Font Development Best Practices

Technical guidance regarding font development and production

View project onGitHub

4.2 Encoding glyphs below U+0020 SPACE

Summary of Recommendations

We recommend that fonts not encode in the cmap characters below U+0020 SPACE.

Background

The OS/2 table contains a field known as usFirstCharIndex which, according to the OpenType specification, is:

The minimum Unicode index (character code) in this font, according to the cmap subtable for platform ID 3 and platform- specific encoding ID 0 or 1. For most fonts supporting Win-ANSI or other character sets, this value would be 0x0020. This field cannot represent supplementary character values (codepoints greater than 0xFFFF). Fonts that support supplementary characters should set the value in this field to 0xFFFF if the minimum index value is a supplementary character.
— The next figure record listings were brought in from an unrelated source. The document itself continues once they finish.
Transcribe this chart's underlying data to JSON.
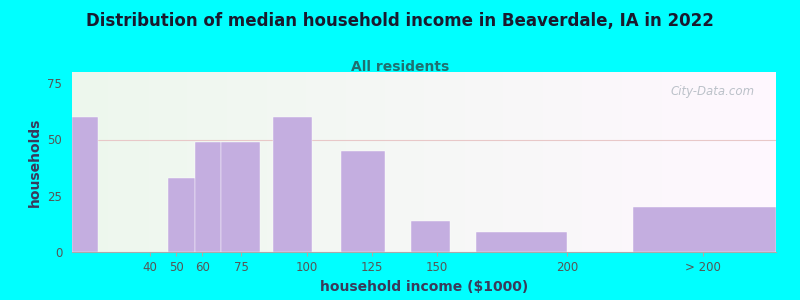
{
  "title": "Distribution of median household income in Beaverdale, IA in 2022",
  "subtitle": "All residents",
  "xlabel": "household income ($1000)",
  "ylabel": "households",
  "background_color": "#00FFFF",
  "bar_color": "#c4aee0",
  "bar_edge_color": "#c4aee0",
  "values": [
    60,
    33,
    49,
    49,
    60,
    45,
    14,
    9,
    20
  ],
  "bar_lefts": [
    10,
    47,
    57,
    67,
    87,
    113,
    140,
    165,
    225
  ],
  "bar_widths": [
    10,
    10,
    10,
    15,
    15,
    17,
    15,
    35,
    55
  ],
  "xlim": [
    10,
    280
  ],
  "ylim": [
    0,
    80
  ],
  "yticks": [
    0,
    25,
    50,
    75
  ],
  "xtick_positions": [
    40,
    50,
    60,
    75,
    100,
    125,
    150,
    200,
    252
  ],
  "xtick_labels": [
    "40",
    "50",
    "60",
    "75",
    "100",
    "125",
    "150",
    "200",
    "> 200"
  ],
  "title_fontsize": 12,
  "subtitle_fontsize": 10,
  "axis_label_fontsize": 10,
  "watermark_text": "City-Data.com",
  "watermark_color": "#b0b8c0",
  "subtitle_color": "#207070",
  "grid_color": "#e8c8c8",
  "tick_color": "#555555"
}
which suggests that the norm is for Unicode cmaps to start encoding at U+0020.

Historically, however, a number of vendors (most commonly Adobe and SIL) have released fonts with characters below U+0020 (space) encoded in the cmap, resulting in the usFirstCharIndex value being less than 0x0020.

Why is this a problem?

usFirstCharIndex values lower than 0x0020 can confuse software and cause unexpected results.
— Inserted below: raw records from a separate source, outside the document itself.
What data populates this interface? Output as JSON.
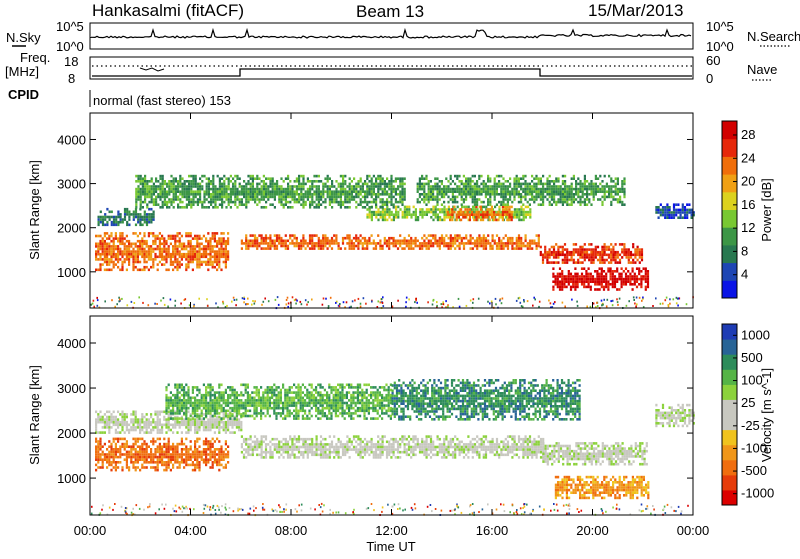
{
  "header": {
    "station": "Hankasalmi (fitACF)",
    "beam": "Beam 13",
    "date": "15/Mar/2013"
  },
  "small_panels": {
    "nsky_label": "N.Sky",
    "nsky_top": "10^5",
    "nsky_bottom": "10^0",
    "nsearch_label": "N.Search",
    "nsearch_top": "10^5",
    "nsearch_bottom": "10^0",
    "freq_label_1": "Freq.",
    "freq_label_2": "[MHz]",
    "freq_top": "18",
    "freq_bottom": "8",
    "nave_label": "Nave",
    "nave_top": "60",
    "nave_bottom": "0",
    "cpid_label": "CPID",
    "cpid_text": "normal (fast stereo) 153"
  },
  "chart_data": [
    {
      "type": "heatmap",
      "panel": "power",
      "ylabel": "Slant Range [km]",
      "colorbar_label": "Power [dB]",
      "x_ticks": [
        "00:00",
        "04:00",
        "08:00",
        "12:00",
        "16:00",
        "20:00",
        "00:00"
      ],
      "y_ticks": [
        1000,
        2000,
        3000,
        4000
      ],
      "ylim": [
        180,
        4600
      ],
      "colorbar_ticks": [
        "4",
        "8",
        "12",
        "16",
        "20",
        "24",
        "28"
      ],
      "colors": [
        "#0a14e6",
        "#1e46b4",
        "#287850",
        "#3c9646",
        "#78c832",
        "#dcd21e",
        "#f0a014",
        "#f06e0a",
        "#e6280a",
        "#d20000"
      ],
      "echo_bands": [
        {
          "t": [
            0.2,
            5.5
          ],
          "r": [
            1050,
            1900
          ],
          "level": 7
        },
        {
          "t": [
            6.0,
            17.9
          ],
          "r": [
            1500,
            1850
          ],
          "level": 7
        },
        {
          "t": [
            17.9,
            22.0
          ],
          "r": [
            1200,
            1650
          ],
          "level": 8
        },
        {
          "t": [
            18.4,
            22.2
          ],
          "r": [
            600,
            1100
          ],
          "level": 9
        },
        {
          "t": [
            0.3,
            2.5
          ],
          "r": [
            2050,
            2450
          ],
          "level": 2
        },
        {
          "t": [
            11.0,
            17.5
          ],
          "r": [
            2200,
            2500
          ],
          "level": 4
        },
        {
          "t": [
            14.2,
            16.8
          ],
          "r": [
            2150,
            2500
          ],
          "level": 7
        },
        {
          "t": [
            1.8,
            12.5
          ],
          "r": [
            2450,
            3200
          ],
          "level": 3
        },
        {
          "t": [
            13.0,
            21.3
          ],
          "r": [
            2550,
            3200
          ],
          "level": 3
        },
        {
          "t": [
            22.5,
            24.0
          ],
          "r": [
            2200,
            2550
          ],
          "level": 1
        }
      ]
    },
    {
      "type": "heatmap",
      "panel": "velocity",
      "ylabel": "Slant Range [km]",
      "xlabel": "Time UT",
      "colorbar_label": "Velocity [m s^-1]",
      "x_ticks": [
        "00:00",
        "04:00",
        "08:00",
        "12:00",
        "16:00",
        "20:00",
        "00:00"
      ],
      "y_ticks": [
        1000,
        2000,
        3000,
        4000
      ],
      "ylim": [
        180,
        4600
      ],
      "colorbar_ticks": [
        "1000",
        "500",
        "100",
        "25",
        "-25",
        "-100",
        "-500",
        "-1000"
      ],
      "colors": [
        "#1e3cb4",
        "#286496",
        "#2d8c5a",
        "#55b446",
        "#8cd23c",
        "#c8c8c0",
        "#c8c8c0",
        "#f0c31e",
        "#f09619",
        "#f06e0f",
        "#e63c0a",
        "#dc0000"
      ],
      "echo_bands": [
        {
          "t": [
            0.2,
            5.5
          ],
          "r": [
            1200,
            1900
          ],
          "level": 9
        },
        {
          "t": [
            0.2,
            6.0
          ],
          "r": [
            2000,
            2500
          ],
          "level": 5
        },
        {
          "t": [
            6.0,
            18.0
          ],
          "r": [
            1450,
            1950
          ],
          "level": 5
        },
        {
          "t": [
            18.0,
            22.2
          ],
          "r": [
            1300,
            1800
          ],
          "level": 5
        },
        {
          "t": [
            18.5,
            22.2
          ],
          "r": [
            550,
            1050
          ],
          "level": 8
        },
        {
          "t": [
            3.0,
            12.0
          ],
          "r": [
            2300,
            3100
          ],
          "level": 3
        },
        {
          "t": [
            12.0,
            19.5
          ],
          "r": [
            2300,
            3200
          ],
          "level": 2
        },
        {
          "t": [
            22.5,
            24.0
          ],
          "r": [
            2150,
            2650
          ],
          "level": 5
        }
      ]
    }
  ]
}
One example is Scribus which, as of the May 2014, actually draws the glyph for CR (and possibly LF) if they are encoded. If the CR/LF glyphs have width (as CR does in many fonts), they will impact right-aligned text, as in this example:
Right-aligned-Scribus

Solutions

The exact procedures needed to make sure your font does not encode characters below U+0020 will depend on the toolchain you use.

FontLab

For FontLab Studio, follow these steps:

  1. Make sure none of .null (sometimes called NULL), CR (may be called nonmarkingreturn), tab, or anything else before the space glyph have USVs in their glyph properties.
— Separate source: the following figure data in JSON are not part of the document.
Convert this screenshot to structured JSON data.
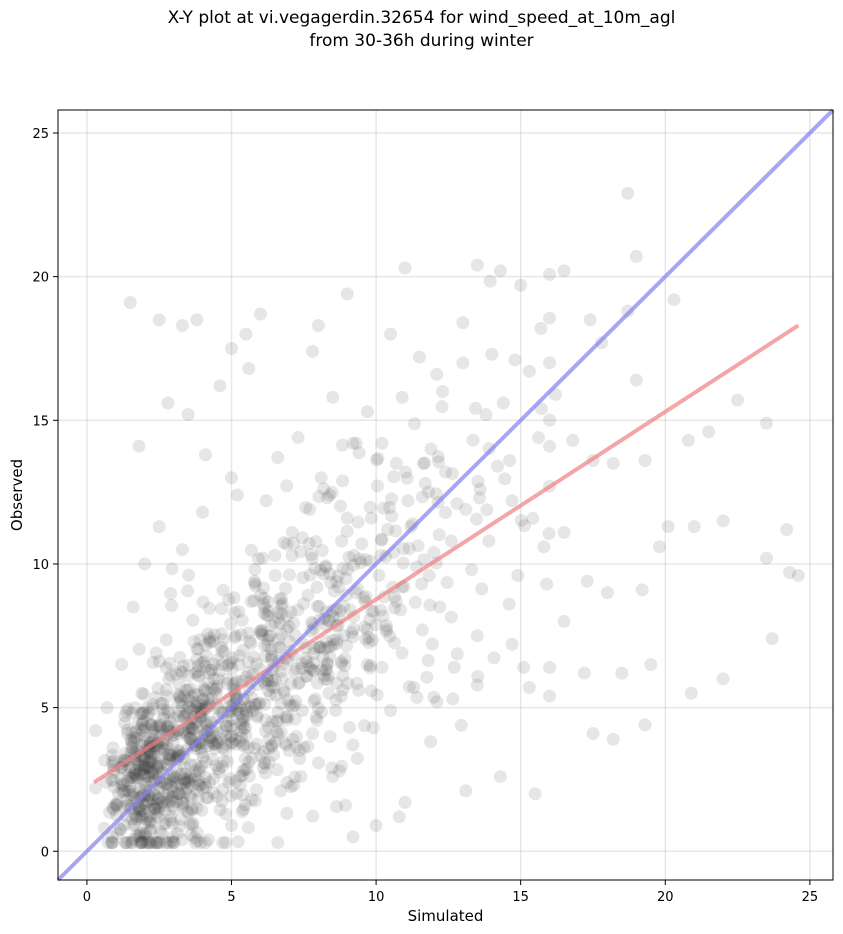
{
  "chart_data": {
    "type": "scatter",
    "title": [
      "X-Y plot at vi.vegagerdin.32654 for wind_speed_at_10m_agl",
      "from 30-36h during winter"
    ],
    "xlabel": "Simulated",
    "ylabel": "Observed",
    "xlim": [
      -1.0,
      25.8
    ],
    "ylim": [
      -1.0,
      25.8
    ],
    "xticks": [
      0,
      5,
      10,
      15,
      20,
      25
    ],
    "yticks": [
      0,
      5,
      10,
      15,
      20,
      25
    ],
    "grid": true,
    "point_color": "#333333",
    "point_opacity": 0.12,
    "regression_line": {
      "color": "#f08080",
      "x": [
        0.25,
        24.6
      ],
      "y": [
        2.4,
        18.3
      ]
    },
    "identity_line": {
      "color": "#8080f0",
      "x": [
        -1.0,
        25.8
      ],
      "y": [
        -1.0,
        25.8
      ]
    },
    "sample_points": [
      [
        1.5,
        19.1
      ],
      [
        2.5,
        18.5
      ],
      [
        3.3,
        18.3
      ],
      [
        3.8,
        18.5
      ],
      [
        1.8,
        14.1
      ],
      [
        2.8,
        15.6
      ],
      [
        3.5,
        15.2
      ],
      [
        4.6,
        16.2
      ],
      [
        5.0,
        17.5
      ],
      [
        5.5,
        18.0
      ],
      [
        6.0,
        18.7
      ],
      [
        5.6,
        16.8
      ],
      [
        7.8,
        17.4
      ],
      [
        8.0,
        18.3
      ],
      [
        9.0,
        19.4
      ],
      [
        10.5,
        18.0
      ],
      [
        11.0,
        20.3
      ],
      [
        13.0,
        18.4
      ],
      [
        13.5,
        20.4
      ],
      [
        14.3,
        20.2
      ],
      [
        15.0,
        19.7
      ],
      [
        16.5,
        20.2
      ],
      [
        18.7,
        22.9
      ],
      [
        19.0,
        20.7
      ],
      [
        20.3,
        19.2
      ],
      [
        17.8,
        17.7
      ],
      [
        19.0,
        16.4
      ],
      [
        20.8,
        14.3
      ],
      [
        21.5,
        14.6
      ],
      [
        22.5,
        15.7
      ],
      [
        23.5,
        14.9
      ],
      [
        21.0,
        11.3
      ],
      [
        22.0,
        11.5
      ],
      [
        23.5,
        10.2
      ],
      [
        24.2,
        11.2
      ],
      [
        24.3,
        9.7
      ],
      [
        24.6,
        9.6
      ],
      [
        23.7,
        7.4
      ],
      [
        22.0,
        6.0
      ],
      [
        20.9,
        5.5
      ],
      [
        19.5,
        6.5
      ],
      [
        19.3,
        4.4
      ],
      [
        18.5,
        6.2
      ],
      [
        17.5,
        4.1
      ],
      [
        18.2,
        3.9
      ],
      [
        15.3,
        5.7
      ],
      [
        15.5,
        2.0
      ],
      [
        14.3,
        2.6
      ],
      [
        13.1,
        2.1
      ],
      [
        11.0,
        1.7
      ],
      [
        10.0,
        0.9
      ],
      [
        9.2,
        0.5
      ],
      [
        10.8,
        1.2
      ],
      [
        6.6,
        0.3
      ],
      [
        5.0,
        0.9
      ],
      [
        4.2,
        0.4
      ],
      [
        3.3,
        0.4
      ],
      [
        2.6,
        0.6
      ],
      [
        1.6,
        0.9
      ],
      [
        0.6,
        0.8
      ],
      [
        0.3,
        2.2
      ],
      [
        0.3,
        4.2
      ],
      [
        0.7,
        5.0
      ],
      [
        1.2,
        6.5
      ],
      [
        1.6,
        8.5
      ],
      [
        2.0,
        10.0
      ],
      [
        2.5,
        11.3
      ],
      [
        3.3,
        10.5
      ],
      [
        4.0,
        11.8
      ],
      [
        5.2,
        12.4
      ],
      [
        6.6,
        13.7
      ],
      [
        8.1,
        13.0
      ],
      [
        9.2,
        14.2
      ],
      [
        10.2,
        14.2
      ],
      [
        10.7,
        13.5
      ],
      [
        11.9,
        14.0
      ],
      [
        12.3,
        16.0
      ],
      [
        13.8,
        15.2
      ],
      [
        14.4,
        15.6
      ],
      [
        15.3,
        16.7
      ],
      [
        16.2,
        15.9
      ],
      [
        16.8,
        14.3
      ],
      [
        17.5,
        13.6
      ],
      [
        18.2,
        13.5
      ],
      [
        19.3,
        13.6
      ],
      [
        20.1,
        11.3
      ],
      [
        16.5,
        11.1
      ],
      [
        15.8,
        10.6
      ],
      [
        14.9,
        9.6
      ],
      [
        14.6,
        8.6
      ],
      [
        15.9,
        9.3
      ],
      [
        16.5,
        8.0
      ],
      [
        17.3,
        9.4
      ],
      [
        18.0,
        9.0
      ],
      [
        19.2,
        9.1
      ],
      [
        19.8,
        10.6
      ],
      [
        17.2,
        6.2
      ],
      [
        16.0,
        6.4
      ],
      [
        15.1,
        6.4
      ],
      [
        14.7,
        7.2
      ],
      [
        13.5,
        7.5
      ],
      [
        12.7,
        6.4
      ],
      [
        12.1,
        5.2
      ],
      [
        11.3,
        5.7
      ],
      [
        10.5,
        4.9
      ],
      [
        9.9,
        4.3
      ],
      [
        9.2,
        3.7
      ],
      [
        8.5,
        2.6
      ],
      [
        7.4,
        2.6
      ],
      [
        6.7,
        2.1
      ],
      [
        5.7,
        1.8
      ],
      [
        4.8,
        1.3
      ],
      [
        3.8,
        1.5
      ],
      [
        2.8,
        2.0
      ],
      [
        2.1,
        2.6
      ],
      [
        1.3,
        2.3
      ],
      [
        0.9,
        3.6
      ],
      [
        1.9,
        4.8
      ],
      [
        2.6,
        4.2
      ],
      [
        3.1,
        3.2
      ],
      [
        3.6,
        4.6
      ],
      [
        4.2,
        5.3
      ],
      [
        4.7,
        3.6
      ],
      [
        5.4,
        4.4
      ],
      [
        5.9,
        5.8
      ],
      [
        6.4,
        6.8
      ],
      [
        7.0,
        7.3
      ],
      [
        7.6,
        6.1
      ],
      [
        8.2,
        8.1
      ],
      [
        8.7,
        9.2
      ],
      [
        9.3,
        9.0
      ],
      [
        9.8,
        10.1
      ],
      [
        10.4,
        11.2
      ],
      [
        11.1,
        12.2
      ],
      [
        11.7,
        12.8
      ],
      [
        12.4,
        13.2
      ],
      [
        13.1,
        11.9
      ],
      [
        13.6,
        12.6
      ],
      [
        14.2,
        13.4
      ],
      [
        14.7,
        12.2
      ],
      [
        10.9,
        9.2
      ],
      [
        9.6,
        7.8
      ],
      [
        8.8,
        6.6
      ],
      [
        7.9,
        5.3
      ],
      [
        7.2,
        4.6
      ],
      [
        6.3,
        3.9
      ],
      [
        5.6,
        3.1
      ],
      [
        4.9,
        2.4
      ],
      [
        4.3,
        6.3
      ],
      [
        3.7,
        7.3
      ],
      [
        3.2,
        5.8
      ],
      [
        2.4,
        6.9
      ],
      [
        1.9,
        5.5
      ],
      [
        1.4,
        4.1
      ],
      [
        5.1,
        8.3
      ],
      [
        5.8,
        9.4
      ],
      [
        6.5,
        10.3
      ],
      [
        7.1,
        11.1
      ],
      [
        7.7,
        11.9
      ],
      [
        8.4,
        12.4
      ],
      [
        9.0,
        11.6
      ],
      [
        9.5,
        10.7
      ],
      [
        10.1,
        9.6
      ],
      [
        10.7,
        8.7
      ],
      [
        11.4,
        9.9
      ],
      [
        12.0,
        10.4
      ],
      [
        12.6,
        10.8
      ],
      [
        13.3,
        9.8
      ],
      [
        13.9,
        10.8
      ],
      [
        12.2,
        8.5
      ],
      [
        11.6,
        7.7
      ],
      [
        10.9,
        6.9
      ],
      [
        10.2,
        6.4
      ],
      [
        9.4,
        5.6
      ],
      [
        8.6,
        4.9
      ],
      [
        7.8,
        4.1
      ],
      [
        7.0,
        3.5
      ],
      [
        6.1,
        2.9
      ],
      [
        5.3,
        2.3
      ],
      [
        4.5,
        1.9
      ],
      [
        3.4,
        2.7
      ],
      [
        2.2,
        3.4
      ],
      [
        1.0,
        1.6
      ],
      [
        1.7,
        1.2
      ],
      [
        2.9,
        1.2
      ],
      [
        4.0,
        2.2
      ],
      [
        6.8,
        5.6
      ],
      [
        8.0,
        7.1
      ],
      [
        9.1,
        8.4
      ],
      [
        10.6,
        10.4
      ],
      [
        11.2,
        11.3
      ],
      [
        12.8,
        12.1
      ],
      [
        6.2,
        12.2
      ],
      [
        5.0,
        13.0
      ],
      [
        4.1,
        13.8
      ],
      [
        7.3,
        14.4
      ],
      [
        8.5,
        15.8
      ],
      [
        9.7,
        15.3
      ],
      [
        10.9,
        15.8
      ],
      [
        11.5,
        17.2
      ],
      [
        12.1,
        16.6
      ],
      [
        13.0,
        17.0
      ],
      [
        14.0,
        17.3
      ],
      [
        14.8,
        17.1
      ],
      [
        15.7,
        18.2
      ],
      [
        16.0,
        17.0
      ],
      [
        17.4,
        18.5
      ],
      [
        18.7,
        18.8
      ]
    ]
  }
}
  2. Set FontInfo to not add .null, CR and space (in other words, leave box unchecked): FLFontInfo

  3. Finally make sure in the TrueType generation options that the first 256 chars are not being re-encoded: FLTTGen

VOLT

If the project uses Microsoft VOLT then the VOLT project (.vtp file) may be overriding the encoding of these first few glyphs, e.g.,:

DEF_GLYPH ".notdef" ID 0 TYPE BASE END_GLYPH
DEF_GLYPH ".null" ID 1 UNICODE 0 TYPE BASE END_GLYPH
DEF_GLYPH "nonmarkingreturn" ID 2 UNICODE 13 TYPE BASE END_GLYPH
DEF_GLYPH "space" ID 3 UNICODE 32 TYPE BASE END_GLYPH
DEF_GLYPH "tab" ID 4 UNICODE 9 END_GLYPH

These can be cleaned up within VOLT by using the Glyph Editor or by exporting the project to a text file, editing to remove the UNICODE nn reference, and re-importing the project.